Observer Corps are a structured way for individuals to exercise their right to know. They provide a valuable service to the community. They help ensure that citizens are aware of the decisions that impact their lives and they promote government transparency and accountability.
An observer is an individual who attends a governmental meeting, notes what happens at the meeting, and reports back to the League and through the League to the community. By attending public meetings of local governmental bodies/agencies, observers learn more about what their government is doing. They learn about the issues facing their community and are empowered to take action, if warranted. They also learn how issues are being addressed.
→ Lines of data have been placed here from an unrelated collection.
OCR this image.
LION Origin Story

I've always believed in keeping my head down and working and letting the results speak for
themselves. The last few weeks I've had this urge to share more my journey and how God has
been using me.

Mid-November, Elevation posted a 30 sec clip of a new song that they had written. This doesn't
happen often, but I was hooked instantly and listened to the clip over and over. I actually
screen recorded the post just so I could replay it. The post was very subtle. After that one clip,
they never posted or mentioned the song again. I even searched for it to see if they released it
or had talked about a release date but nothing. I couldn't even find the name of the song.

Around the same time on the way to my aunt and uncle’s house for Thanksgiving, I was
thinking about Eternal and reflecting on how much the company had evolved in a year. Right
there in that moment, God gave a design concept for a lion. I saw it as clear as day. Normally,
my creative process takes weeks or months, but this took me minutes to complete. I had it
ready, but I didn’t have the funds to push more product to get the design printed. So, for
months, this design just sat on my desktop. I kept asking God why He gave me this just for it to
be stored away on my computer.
Observers keep elected and appointed officials on notice; they let them know that someone is watching what decisions are being made and how they are being made. They help ensure that the issues facing their community are being handled "in the sunshine," in the open. Ideally, observers are monitoring both the issues being discussed as well as the process by which they are being discussed. While not every item up for discussion will relate to a League's priorities, ensuring that the meeting is being conducted in an open and acceptable way is critical to all of the League's efforts and the health of our democracy.
Observer programs are not vehicles for individuals to work personal or partisan agendas. Observers generally do not "act" on issues in these meetings unless serving as a designated spokesperson for the League, observers should not provide commentary or testimony on issues on behalf of the League. Instead, observers attend meetings to gather information. Through the process, their presence encourages better, more transparent government.